On Friday night, he watched “Fight Club” for inspiration while eating chocolate and onion rings and chips. Kotsenburg formed five onion rings into the Olympic rings and tweeted that out.

He was determined to march in the Opening Ceremonies, but decided against it when someone told him he’d never get back before 1 a.m. So he watched in dismay as U.S. athletes left for the show in their spiffy Ralph Lauren outfits.

“I had the best sleep I’ve had since I got here,” he said. “I definitely made the right choice, but it was definitely a bummer not walking with everyone.”

Kotsenburg didn’t ascend to the stadium floor with the U.S. delegation on Friday, but by Saturday afternoon he was America’s rising star, the first gold medalist of the Sochi Games and the first U.S. winter athlete to be the first gold medalist of an Olympics in 62 years.

The first Olympic slopestyle event lost a lot of its star power when Shaun White dropped out to concentrate on halfpipe.

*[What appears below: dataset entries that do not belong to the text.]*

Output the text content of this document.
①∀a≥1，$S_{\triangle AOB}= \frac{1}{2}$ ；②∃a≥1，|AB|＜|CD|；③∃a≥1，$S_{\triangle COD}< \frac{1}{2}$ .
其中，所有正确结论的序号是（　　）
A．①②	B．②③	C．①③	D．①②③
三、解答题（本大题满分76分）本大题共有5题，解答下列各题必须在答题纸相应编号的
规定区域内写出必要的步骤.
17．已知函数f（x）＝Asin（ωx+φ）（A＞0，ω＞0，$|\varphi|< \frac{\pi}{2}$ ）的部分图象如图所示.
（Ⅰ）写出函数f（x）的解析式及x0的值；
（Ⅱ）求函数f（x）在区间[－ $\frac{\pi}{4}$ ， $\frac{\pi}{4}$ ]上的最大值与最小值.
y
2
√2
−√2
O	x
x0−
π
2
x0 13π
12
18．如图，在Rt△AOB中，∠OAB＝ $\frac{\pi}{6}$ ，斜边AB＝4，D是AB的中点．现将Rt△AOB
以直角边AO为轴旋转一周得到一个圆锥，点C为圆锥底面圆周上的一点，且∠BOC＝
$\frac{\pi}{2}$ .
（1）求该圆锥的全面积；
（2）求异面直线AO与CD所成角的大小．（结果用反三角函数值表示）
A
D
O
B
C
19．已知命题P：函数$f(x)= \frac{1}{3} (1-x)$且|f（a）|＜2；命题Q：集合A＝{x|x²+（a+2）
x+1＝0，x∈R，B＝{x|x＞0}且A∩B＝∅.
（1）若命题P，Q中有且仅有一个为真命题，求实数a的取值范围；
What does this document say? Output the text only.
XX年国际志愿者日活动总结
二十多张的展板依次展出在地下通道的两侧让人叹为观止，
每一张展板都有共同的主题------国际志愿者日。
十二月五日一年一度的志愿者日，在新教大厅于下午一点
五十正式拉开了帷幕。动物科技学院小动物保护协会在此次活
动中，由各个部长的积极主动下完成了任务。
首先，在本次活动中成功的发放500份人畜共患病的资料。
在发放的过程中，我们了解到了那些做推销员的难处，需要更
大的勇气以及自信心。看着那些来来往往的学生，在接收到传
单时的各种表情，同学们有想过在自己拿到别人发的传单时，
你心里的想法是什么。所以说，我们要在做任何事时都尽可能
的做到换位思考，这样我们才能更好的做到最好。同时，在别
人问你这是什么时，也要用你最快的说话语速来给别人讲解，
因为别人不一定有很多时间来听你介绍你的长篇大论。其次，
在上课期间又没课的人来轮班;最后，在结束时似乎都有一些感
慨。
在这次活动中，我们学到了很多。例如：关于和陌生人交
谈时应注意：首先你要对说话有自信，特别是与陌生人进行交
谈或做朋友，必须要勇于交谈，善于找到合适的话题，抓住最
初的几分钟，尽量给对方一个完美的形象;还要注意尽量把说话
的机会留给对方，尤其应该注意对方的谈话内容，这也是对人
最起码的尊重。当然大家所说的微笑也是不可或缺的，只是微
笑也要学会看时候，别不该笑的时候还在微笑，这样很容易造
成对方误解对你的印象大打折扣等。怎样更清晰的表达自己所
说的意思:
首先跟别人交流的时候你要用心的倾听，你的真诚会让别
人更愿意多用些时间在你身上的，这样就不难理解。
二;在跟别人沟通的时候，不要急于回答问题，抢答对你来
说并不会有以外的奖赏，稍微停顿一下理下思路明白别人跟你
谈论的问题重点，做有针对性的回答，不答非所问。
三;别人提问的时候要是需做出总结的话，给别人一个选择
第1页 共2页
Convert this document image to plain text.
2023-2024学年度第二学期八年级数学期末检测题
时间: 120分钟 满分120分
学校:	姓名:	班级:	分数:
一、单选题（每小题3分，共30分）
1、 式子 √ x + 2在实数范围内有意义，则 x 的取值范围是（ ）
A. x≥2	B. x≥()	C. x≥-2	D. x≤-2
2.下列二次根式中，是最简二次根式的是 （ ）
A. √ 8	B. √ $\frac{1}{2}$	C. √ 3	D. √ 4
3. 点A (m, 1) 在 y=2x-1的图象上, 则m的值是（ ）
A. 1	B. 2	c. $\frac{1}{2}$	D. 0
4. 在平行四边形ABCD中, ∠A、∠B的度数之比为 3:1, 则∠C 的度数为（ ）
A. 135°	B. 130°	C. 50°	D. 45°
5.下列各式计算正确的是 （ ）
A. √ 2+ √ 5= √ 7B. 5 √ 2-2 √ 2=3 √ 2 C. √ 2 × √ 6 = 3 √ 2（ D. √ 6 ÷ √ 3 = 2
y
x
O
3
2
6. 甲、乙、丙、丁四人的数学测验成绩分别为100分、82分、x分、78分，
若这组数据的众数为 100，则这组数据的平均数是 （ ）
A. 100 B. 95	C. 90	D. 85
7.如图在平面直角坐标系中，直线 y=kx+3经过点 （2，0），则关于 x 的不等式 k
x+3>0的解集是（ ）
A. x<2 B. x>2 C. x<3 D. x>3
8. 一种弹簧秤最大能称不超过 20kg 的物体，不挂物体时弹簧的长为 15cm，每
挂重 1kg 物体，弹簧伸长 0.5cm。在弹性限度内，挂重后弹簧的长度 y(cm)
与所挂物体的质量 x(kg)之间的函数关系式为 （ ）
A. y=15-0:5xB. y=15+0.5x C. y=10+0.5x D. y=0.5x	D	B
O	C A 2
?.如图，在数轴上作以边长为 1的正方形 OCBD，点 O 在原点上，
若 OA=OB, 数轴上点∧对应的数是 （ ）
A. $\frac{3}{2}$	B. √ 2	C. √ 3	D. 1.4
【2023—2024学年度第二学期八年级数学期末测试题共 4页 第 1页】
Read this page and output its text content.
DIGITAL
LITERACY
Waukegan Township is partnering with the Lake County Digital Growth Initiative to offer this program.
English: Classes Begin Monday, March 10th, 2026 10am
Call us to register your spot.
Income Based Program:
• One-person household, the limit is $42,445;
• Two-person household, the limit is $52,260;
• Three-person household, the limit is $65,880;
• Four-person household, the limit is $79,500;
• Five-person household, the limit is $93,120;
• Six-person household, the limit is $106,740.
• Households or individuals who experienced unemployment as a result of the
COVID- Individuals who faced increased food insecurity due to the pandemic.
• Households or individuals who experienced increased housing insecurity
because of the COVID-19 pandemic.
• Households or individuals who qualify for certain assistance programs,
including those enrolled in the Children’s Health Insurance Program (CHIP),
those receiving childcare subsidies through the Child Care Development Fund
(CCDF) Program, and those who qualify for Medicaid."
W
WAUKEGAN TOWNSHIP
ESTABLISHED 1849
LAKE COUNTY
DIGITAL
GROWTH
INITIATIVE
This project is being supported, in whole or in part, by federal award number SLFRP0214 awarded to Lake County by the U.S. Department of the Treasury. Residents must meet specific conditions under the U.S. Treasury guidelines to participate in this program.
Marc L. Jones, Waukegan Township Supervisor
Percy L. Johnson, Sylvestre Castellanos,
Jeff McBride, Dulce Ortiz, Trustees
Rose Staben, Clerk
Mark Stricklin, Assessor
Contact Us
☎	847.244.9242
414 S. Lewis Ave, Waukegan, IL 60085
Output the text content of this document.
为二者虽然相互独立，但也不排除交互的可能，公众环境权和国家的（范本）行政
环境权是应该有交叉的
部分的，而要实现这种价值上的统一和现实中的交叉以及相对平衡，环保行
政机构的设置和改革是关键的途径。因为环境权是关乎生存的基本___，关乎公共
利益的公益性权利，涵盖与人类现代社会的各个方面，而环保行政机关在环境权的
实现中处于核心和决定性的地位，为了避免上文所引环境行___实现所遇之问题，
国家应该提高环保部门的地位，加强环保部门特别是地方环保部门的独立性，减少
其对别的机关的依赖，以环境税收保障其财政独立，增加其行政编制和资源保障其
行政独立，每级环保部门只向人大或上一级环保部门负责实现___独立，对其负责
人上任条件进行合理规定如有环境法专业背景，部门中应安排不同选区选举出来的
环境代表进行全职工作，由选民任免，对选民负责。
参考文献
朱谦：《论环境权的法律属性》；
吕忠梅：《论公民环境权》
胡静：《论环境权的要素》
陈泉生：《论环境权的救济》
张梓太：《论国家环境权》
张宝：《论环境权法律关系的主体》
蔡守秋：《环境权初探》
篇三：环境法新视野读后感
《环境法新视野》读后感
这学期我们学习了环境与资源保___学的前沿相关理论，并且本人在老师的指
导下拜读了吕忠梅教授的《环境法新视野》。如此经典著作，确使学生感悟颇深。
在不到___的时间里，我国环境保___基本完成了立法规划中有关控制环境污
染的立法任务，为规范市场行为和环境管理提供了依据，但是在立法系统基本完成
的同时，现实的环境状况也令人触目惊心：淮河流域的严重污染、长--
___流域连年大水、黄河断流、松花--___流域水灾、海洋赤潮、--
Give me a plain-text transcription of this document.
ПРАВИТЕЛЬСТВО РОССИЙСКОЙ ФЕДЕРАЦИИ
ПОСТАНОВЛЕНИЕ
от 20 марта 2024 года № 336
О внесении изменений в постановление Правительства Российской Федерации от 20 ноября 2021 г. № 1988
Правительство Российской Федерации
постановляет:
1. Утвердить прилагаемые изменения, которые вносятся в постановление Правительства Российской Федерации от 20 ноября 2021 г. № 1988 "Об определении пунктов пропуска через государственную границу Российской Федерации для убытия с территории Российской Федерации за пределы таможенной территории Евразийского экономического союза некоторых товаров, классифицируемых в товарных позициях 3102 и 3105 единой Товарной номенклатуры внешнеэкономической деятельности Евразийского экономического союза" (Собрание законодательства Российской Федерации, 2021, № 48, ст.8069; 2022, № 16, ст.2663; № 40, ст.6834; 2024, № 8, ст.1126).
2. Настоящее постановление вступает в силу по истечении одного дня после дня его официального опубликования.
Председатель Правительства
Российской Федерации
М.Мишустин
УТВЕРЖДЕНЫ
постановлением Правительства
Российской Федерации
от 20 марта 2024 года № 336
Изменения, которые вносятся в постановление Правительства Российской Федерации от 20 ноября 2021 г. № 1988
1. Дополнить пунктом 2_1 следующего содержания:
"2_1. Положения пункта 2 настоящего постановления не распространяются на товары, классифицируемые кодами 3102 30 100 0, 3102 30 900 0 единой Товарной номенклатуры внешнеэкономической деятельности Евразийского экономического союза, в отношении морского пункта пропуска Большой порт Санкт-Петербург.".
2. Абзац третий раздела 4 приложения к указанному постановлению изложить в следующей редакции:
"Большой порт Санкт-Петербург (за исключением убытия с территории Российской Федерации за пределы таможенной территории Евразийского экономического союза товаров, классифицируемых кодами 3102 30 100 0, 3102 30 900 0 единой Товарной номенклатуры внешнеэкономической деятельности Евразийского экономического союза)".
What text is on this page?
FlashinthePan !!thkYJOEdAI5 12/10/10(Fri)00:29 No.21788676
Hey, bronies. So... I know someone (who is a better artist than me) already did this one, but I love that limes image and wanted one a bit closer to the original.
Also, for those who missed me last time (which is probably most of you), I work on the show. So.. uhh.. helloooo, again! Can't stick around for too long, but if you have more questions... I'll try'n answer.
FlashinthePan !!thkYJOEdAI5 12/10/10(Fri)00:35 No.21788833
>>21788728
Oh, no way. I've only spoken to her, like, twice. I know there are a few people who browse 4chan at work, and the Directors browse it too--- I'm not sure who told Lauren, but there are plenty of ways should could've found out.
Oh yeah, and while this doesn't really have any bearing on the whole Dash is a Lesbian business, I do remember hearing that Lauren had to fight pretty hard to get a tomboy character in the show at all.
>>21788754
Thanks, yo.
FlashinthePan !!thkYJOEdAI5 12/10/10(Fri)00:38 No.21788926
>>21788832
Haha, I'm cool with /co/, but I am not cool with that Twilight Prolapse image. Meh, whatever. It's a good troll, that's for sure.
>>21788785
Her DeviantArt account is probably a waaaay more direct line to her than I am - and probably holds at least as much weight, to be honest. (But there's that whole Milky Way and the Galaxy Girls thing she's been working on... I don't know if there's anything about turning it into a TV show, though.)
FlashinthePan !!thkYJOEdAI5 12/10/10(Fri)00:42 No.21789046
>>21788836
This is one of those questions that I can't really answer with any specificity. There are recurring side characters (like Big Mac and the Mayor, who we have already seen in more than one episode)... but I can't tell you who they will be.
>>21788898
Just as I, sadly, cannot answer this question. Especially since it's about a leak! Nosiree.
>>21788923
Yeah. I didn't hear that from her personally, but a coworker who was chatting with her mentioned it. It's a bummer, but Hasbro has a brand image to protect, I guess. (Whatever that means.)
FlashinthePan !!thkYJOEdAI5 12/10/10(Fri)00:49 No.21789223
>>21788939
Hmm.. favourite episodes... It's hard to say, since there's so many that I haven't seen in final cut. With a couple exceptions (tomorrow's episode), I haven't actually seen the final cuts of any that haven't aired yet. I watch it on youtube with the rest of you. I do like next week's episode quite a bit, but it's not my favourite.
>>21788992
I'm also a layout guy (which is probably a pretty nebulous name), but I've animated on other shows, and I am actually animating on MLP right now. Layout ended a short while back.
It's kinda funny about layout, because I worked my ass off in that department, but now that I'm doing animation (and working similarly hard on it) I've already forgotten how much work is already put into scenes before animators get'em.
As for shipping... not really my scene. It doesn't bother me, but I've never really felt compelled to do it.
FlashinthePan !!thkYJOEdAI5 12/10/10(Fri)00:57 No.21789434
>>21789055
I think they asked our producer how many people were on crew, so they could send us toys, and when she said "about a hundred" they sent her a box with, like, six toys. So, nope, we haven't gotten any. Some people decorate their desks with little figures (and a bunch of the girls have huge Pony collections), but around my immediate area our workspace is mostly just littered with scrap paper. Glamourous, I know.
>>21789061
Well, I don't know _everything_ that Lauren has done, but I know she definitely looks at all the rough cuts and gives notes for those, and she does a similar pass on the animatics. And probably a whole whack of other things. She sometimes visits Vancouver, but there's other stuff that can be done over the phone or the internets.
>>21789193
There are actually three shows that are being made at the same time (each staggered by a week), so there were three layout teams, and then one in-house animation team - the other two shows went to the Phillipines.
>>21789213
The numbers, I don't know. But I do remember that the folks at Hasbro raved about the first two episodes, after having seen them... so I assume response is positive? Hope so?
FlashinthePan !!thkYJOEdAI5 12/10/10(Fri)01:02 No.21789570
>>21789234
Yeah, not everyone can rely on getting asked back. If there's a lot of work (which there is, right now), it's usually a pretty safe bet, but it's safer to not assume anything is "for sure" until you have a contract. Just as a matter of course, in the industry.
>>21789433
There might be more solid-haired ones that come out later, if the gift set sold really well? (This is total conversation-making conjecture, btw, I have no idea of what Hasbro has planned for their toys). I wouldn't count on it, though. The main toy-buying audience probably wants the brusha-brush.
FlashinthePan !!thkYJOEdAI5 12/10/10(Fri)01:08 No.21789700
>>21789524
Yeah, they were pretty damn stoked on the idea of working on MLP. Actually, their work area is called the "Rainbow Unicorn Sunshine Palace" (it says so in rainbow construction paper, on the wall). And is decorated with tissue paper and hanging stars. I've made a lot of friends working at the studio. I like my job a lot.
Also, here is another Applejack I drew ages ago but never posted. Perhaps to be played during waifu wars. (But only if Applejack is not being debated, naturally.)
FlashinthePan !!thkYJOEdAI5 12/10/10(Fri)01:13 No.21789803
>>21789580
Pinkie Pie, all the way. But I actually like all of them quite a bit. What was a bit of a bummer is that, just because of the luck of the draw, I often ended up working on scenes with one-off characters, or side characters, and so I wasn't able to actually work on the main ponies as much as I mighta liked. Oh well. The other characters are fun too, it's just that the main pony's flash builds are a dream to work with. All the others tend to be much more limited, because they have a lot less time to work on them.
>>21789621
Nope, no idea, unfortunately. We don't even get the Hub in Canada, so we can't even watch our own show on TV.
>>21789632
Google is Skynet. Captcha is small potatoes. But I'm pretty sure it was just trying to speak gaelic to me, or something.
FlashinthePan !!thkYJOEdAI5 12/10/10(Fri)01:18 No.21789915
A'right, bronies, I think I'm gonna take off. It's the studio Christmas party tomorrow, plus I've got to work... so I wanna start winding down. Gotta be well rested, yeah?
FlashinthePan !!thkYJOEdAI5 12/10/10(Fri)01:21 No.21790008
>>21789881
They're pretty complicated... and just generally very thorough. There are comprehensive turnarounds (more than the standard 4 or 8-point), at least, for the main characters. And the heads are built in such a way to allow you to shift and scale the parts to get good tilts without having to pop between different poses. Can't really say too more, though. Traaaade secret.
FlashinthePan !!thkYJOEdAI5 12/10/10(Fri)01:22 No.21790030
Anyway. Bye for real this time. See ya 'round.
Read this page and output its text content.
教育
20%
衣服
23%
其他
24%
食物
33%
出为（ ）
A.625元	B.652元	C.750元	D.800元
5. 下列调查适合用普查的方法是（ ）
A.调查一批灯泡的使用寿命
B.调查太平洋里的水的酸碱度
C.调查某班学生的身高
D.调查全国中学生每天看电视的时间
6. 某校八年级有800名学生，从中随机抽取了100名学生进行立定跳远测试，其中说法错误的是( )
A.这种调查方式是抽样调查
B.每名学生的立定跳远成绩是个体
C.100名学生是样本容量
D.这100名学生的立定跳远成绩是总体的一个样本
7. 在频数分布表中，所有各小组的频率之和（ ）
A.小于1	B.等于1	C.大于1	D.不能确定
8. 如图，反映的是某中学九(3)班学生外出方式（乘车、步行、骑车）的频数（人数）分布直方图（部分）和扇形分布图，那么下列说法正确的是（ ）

Who knew that a laid-back guy who hates working out, looks like “Spicoli” and puts selfie photos of himself on social media would become the next big thing in extreme sports?

“Honestly it feels like a dream,” Kotsenburg said, “just wining the gold on the first day, the first time slopestyle ever being in the Olympics. It’s the craziest day ever. I thought about it a little bit, but I didn’t really think it would happen. It’s too much to take in all at once.

“I’m really stoked,” he said. “This is all in one day, too. It feels like already a week ago that it happened.”

He said he wished White could have taken part. White is the face of snowboarding, a superstar who has lifted everyone in the sport with him. But Kotsenburg said it’s nice for the world to know there are other athletes who can do remarkable things on a board.

We love the Olympics for performances like this, when an athlete has the guts to stretch the limits of possibility, to reach for the previously unimaginable, and finds gold.

“You have to think out of the box every once in a while and bring it back to being creative,” Kotsenburg said. “That’s where snowboard started. We’re riding a piece of wood with plastic on it down a hill, hitting rails and jumps. It’s like, the randomest idea ever.”